• Carla Cruz

Mais de 481 milhões de euros pagos pelas quatro PPP da saúde
Dia Mundial da Saúde – dia de luta e defesa do SNS

Por ocasião da celebração do dia mundial da saúde – que se comemora a 7 de Abril – falamos do Serviço Nacional de Saúde, do que foi, do que é, e do que é necessário fazer para retornar à filosofia original.

Criado em 1979, o Serviço Nacional de Saúde teve como percursor o Serviço Médico à Periferia, serviço iniciado em 1975 e que permitiu levar os cuidados médicos aos concelhos mais recônditos de Portugal.

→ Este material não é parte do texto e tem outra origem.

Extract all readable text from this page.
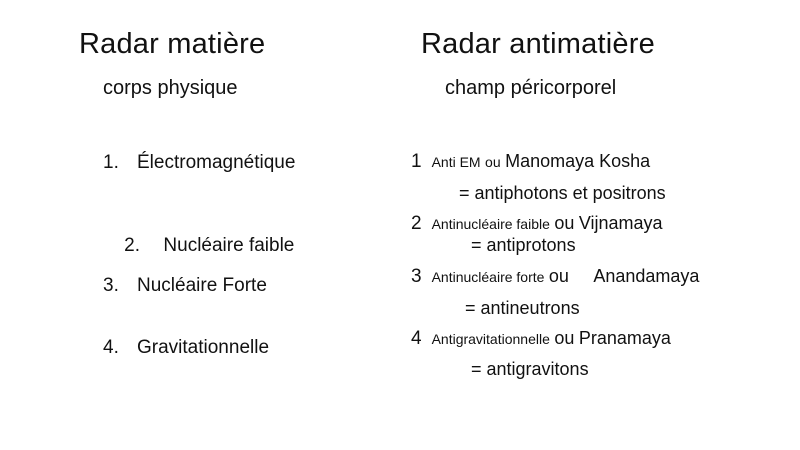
Radar matière
corps physique
1. Électromagnétique

2. Nucléaire faible

3. Nucléaire Forte
4. Gravitationnelle
Radar antimatière
champ péricorporel
1 Anti EM ou Manomaya Kosha
= antiphotons et positrons
2 Antinucléaire faible ou Vijnamaya
= antiprotons
3 Antinucléaire forte ou Anandamaya
= antineutrons
4 Antigravitationnelle ou Pranamaya
= antigravitons
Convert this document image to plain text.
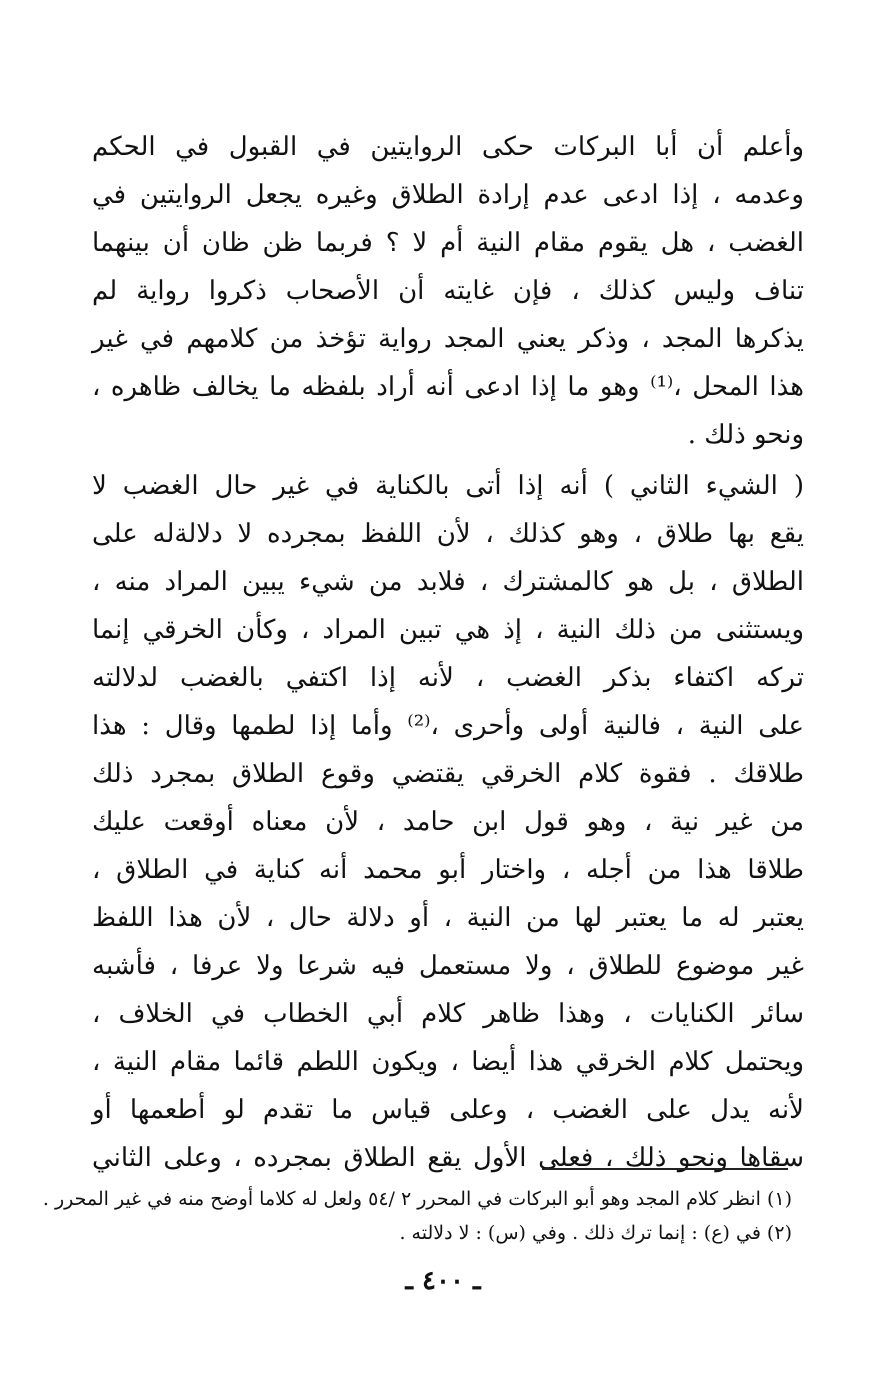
وأعلم أن أبا البركات حكى الروايتين في القبول في الحكم
وعدمه ، إذا ادعى عدم إرادة الطلاق وغيره يجعل الروايتين في
الغضب ، هل يقوم مقام النية أم لا ؟ فربما ظن ظان أن بينهما
تناف وليس كذلك ، فإن غايته أن الأصحاب ذكروا رواية لم
يذكرها المجد ، وذكر يعني المجد رواية تؤخذ من كلامهم في غير
هذا المحل ،⁽¹⁾ وهو ما إذا ادعى أنه أراد بلفظه ما يخالف ظاهره ،
ونحو ذلك .
( الشيء الثاني ) أنه إذا أتى بالكناية في غير حال الغضب لا
يقع بها طلاق ، وهو كذلك ، لأن اللفظ بمجرده لا دلالةله على
الطلاق ، بل هو كالمشترك ، فلابد من شيء يبين المراد منه ،
ويستثنى من ذلك النية ، إذ هي تبين المراد ، وكأن الخرقي إنما
تركه اكتفاء بذكر الغضب ، لأنه إذا اكتفي بالغضب لدلالته
على النية ، فالنية أولى وأحرى ،⁽²⁾ وأما إذا لطمها وقال : هذا
طلاقك . فقوة كلام الخرقي يقتضي وقوع الطلاق بمجرد ذلك
من غير نية ، وهو قول ابن حامد ، لأن معناه أوقعت عليك
طلاقا هذا من أجله ، واختار أبو محمد أنه كناية في الطلاق ،
يعتبر له ما يعتبر لها من النية ، أو دلالة حال ، لأن هذا اللفظ
غير موضوع للطلاق ، ولا مستعمل فيه شرعا ولا عرفا ، فأشبه
سائر الكنايات ، وهذا ظاهر كلام أبي الخطاب في الخلاف ،
ويحتمل كلام الخرقي هذا أيضا ، ويكون اللطم قائما مقام النية ،
لأنه يدل على الغضب ، وعلى قياس ما تقدم لو أطعمها أو
سقاها ونحو ذلك ، فعلى الأول يقع الطلاق بمجرده ، وعلى الثاني
(١) انظر كلام المجد وهو أبو البركات في المحرر ٢ /٥٤ ولعل له كلاما أوضح منه في غير المحرر .
(٢) في (ع) : إنما ترك ذلك . وفي (س) : لا دلالته .
ـ ٤٠٠ ـ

Foi o caracter público, universal, geral e gratuito do Serviço Nacional de Saúde, a disseminação dos cuidados de saúde pelo País, a melhoria da capacidade técnica, do brio e da consciência democrática dos seus profissionais e da sua identificação com os interesses do povo que possibilitaram avanços civilizacionais no que toca à taxa de mortalidade infantil e materna, no aumento da esperança de vida e na promoção da saúde e prevenção da doença.

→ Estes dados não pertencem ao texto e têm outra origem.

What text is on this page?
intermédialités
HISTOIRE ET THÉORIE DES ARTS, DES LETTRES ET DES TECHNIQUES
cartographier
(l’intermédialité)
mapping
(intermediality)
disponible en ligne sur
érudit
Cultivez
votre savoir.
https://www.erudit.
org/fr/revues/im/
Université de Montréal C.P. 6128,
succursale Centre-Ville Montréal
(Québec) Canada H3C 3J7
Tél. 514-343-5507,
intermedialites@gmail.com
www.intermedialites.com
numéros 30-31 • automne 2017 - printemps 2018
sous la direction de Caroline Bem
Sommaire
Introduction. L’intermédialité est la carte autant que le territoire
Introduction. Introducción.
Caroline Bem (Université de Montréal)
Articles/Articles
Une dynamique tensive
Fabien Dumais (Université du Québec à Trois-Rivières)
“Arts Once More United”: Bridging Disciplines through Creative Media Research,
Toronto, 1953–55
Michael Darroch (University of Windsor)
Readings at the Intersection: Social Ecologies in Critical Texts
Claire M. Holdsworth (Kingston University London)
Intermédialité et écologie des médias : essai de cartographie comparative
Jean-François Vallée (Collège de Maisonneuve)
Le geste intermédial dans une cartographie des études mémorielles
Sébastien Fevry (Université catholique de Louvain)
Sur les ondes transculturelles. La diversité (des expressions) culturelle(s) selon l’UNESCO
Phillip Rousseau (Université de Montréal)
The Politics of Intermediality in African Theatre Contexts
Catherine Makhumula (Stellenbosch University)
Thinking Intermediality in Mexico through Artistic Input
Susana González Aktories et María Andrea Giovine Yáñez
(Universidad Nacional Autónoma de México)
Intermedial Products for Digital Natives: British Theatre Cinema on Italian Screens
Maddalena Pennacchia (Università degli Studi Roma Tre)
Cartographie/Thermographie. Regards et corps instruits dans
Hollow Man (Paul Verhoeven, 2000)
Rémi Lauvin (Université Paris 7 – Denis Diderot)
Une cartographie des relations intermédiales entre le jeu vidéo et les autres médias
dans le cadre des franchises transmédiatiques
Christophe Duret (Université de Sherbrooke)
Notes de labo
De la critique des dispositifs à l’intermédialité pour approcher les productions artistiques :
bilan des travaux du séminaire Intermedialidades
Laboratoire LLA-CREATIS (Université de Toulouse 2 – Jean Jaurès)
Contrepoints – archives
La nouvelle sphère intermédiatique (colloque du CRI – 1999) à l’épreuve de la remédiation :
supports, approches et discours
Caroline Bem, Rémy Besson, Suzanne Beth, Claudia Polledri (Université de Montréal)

Todavia, os detractores do Serviço Nacional de Saúde – protagonizados pelos sucessivos governos da política de direita (PS, PSD e CDS) – empreenderam uma cruzada com vista a destruir esta conquista de Abril.

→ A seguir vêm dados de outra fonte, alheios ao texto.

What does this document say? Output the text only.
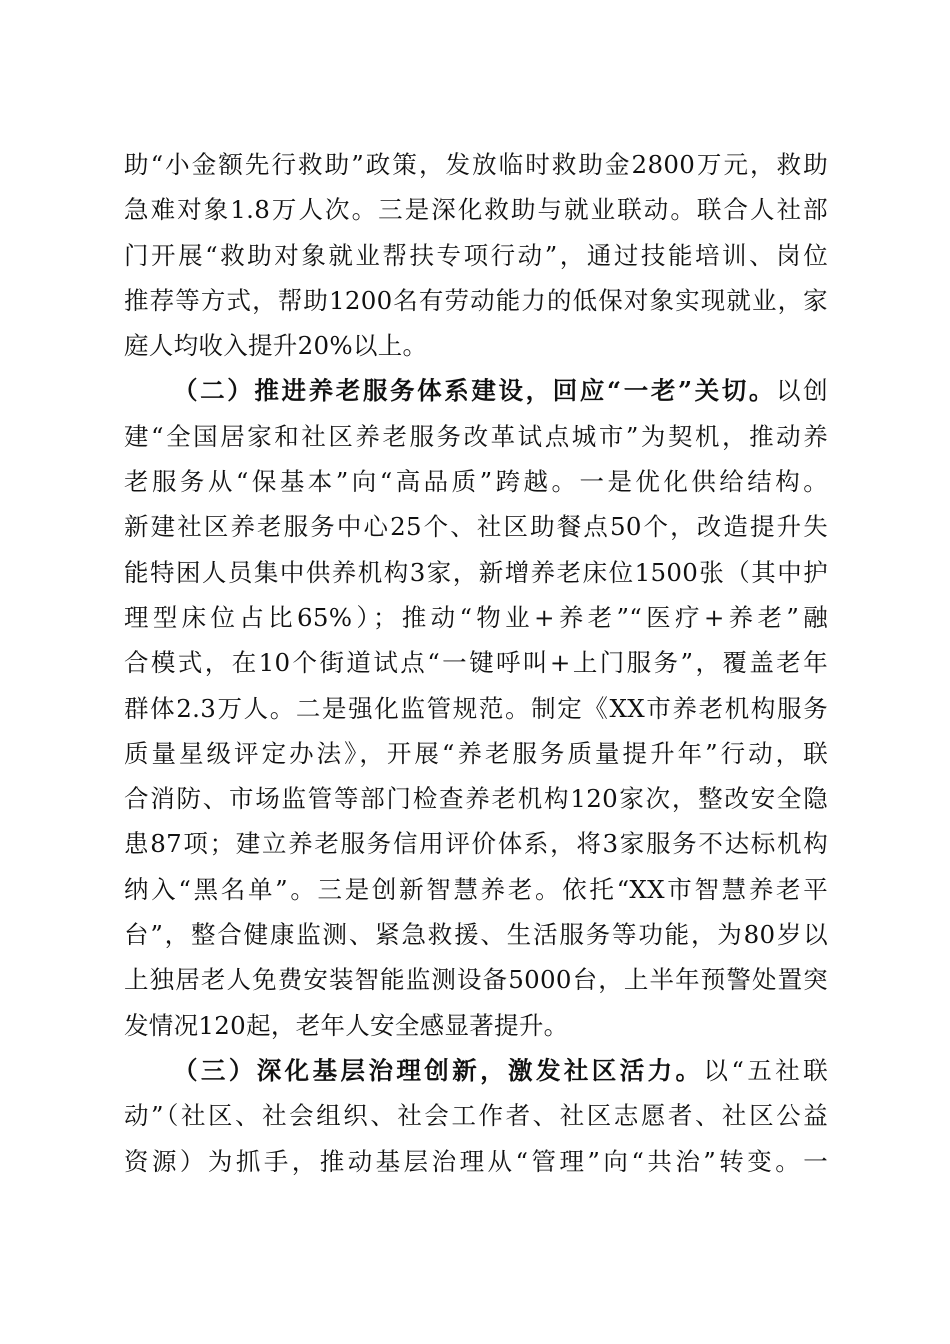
助“小金额先行救助”政策，发放临时救助金2800万元，救助
急难对象1.8万人次。三是深化救助与就业联动。联合人社部
门开展“救助对象就业帮扶专项行动”，通过技能培训、岗位
推荐等方式，帮助1200名有劳动能力的低保对象实现就业，家
庭人均收入提升20%以上。
（二）推进养老服务体系建设，回应“一老”关切。以创
建“全国居家和社区养老服务改革试点城市”为契机，推动养
老服务从“保基本”向“高品质”跨越。一是优化供给结构。
新建社区养老服务中心25个、社区助餐点50个，改造提升失
能特困人员集中供养机构3家，新增养老床位1500张（其中护
理型床位占比65%）；推动“物业+养老”“医疗+养老”融
合模式，在10个街道试点“一键呼叫+上门服务”，覆盖老年
群体2.3万人。二是强化监管规范。制定《XX市养老机构服务
质量星级评定办法》，开展“养老服务质量提升年”行动，联
合消防、市场监管等部门检查养老机构120家次，整改安全隐
患87项；建立养老服务信用评价体系，将3家服务不达标机构
纳入“黑名单”。三是创新智慧养老。依托“XX市智慧养老平
台”，整合健康监测、紧急救援、生活服务等功能，为80岁以
上独居老人免费安装智能监测设备5000台，上半年预警处置突
发情况120起，老年人安全感显著提升。
（三）深化基层治理创新，激发社区活力。以“五社联
动”（社区、社会组织、社会工作者、社区志愿者、社区公益
资源）为抓手，推动基层治理从“管理”向“共治”转变。一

Essa cruzada teve início no plano legislativo, mas não se cingiu a este nível e podemos situá-la no ano de 1989 com a revisão constitucional e a alteração da gratuitidade dos cuidados de saúde passando para o tendencialmente gratuito. Foi prosseguida em 1990, com a lei de bases da saúde – lei que no fundamental transformou o direito à saúde num qualquer bem de consumo sujeito às leis da oferta e da procura e que institucionalizou a parasitação do sector público pelo sector privado. Parasitação que levada ao extremo obriga o primeiro a financiar o segundo – tal como hoje se assiste com os mais de 481 milhões de euros pagos pelas quatro PPP da saúde.

Ainda no plano legislativo, as alterações introduzidas no regime jurídico dos hospitais, transformando-os em empresas, e os ataques desferidos aos trabalhadores, designadamente por via de assalto aos rendimentos e destruição das carreiras, foram instrumentos essenciais da política de direita para destruir e enfraquecer o Serviço Nacional de Saúde, aumentar as dificuldades de acesso aos seus utentes e favorecer os grandes grupos económicos que operam no sector da saúde.

Imperativo nacional

A situação actual do Serviço Nacional de Saúde é ainda marcada pelas gravosas consequências de décadas de política de direita, severamente agravada pelos quatro anos de governação PSD e CDS, e pese embora terem sido tomadas medidas positivas, elas são claramente insuficientes para travar o subfinanciamento, a carência de profissionais, a exaustão e desmotivação dos trabalhadores, os utentes sem médico e enfermeiro de família e acabar com as taxas moderadoras, verdadeiros obstáculos ao acesso à saúde.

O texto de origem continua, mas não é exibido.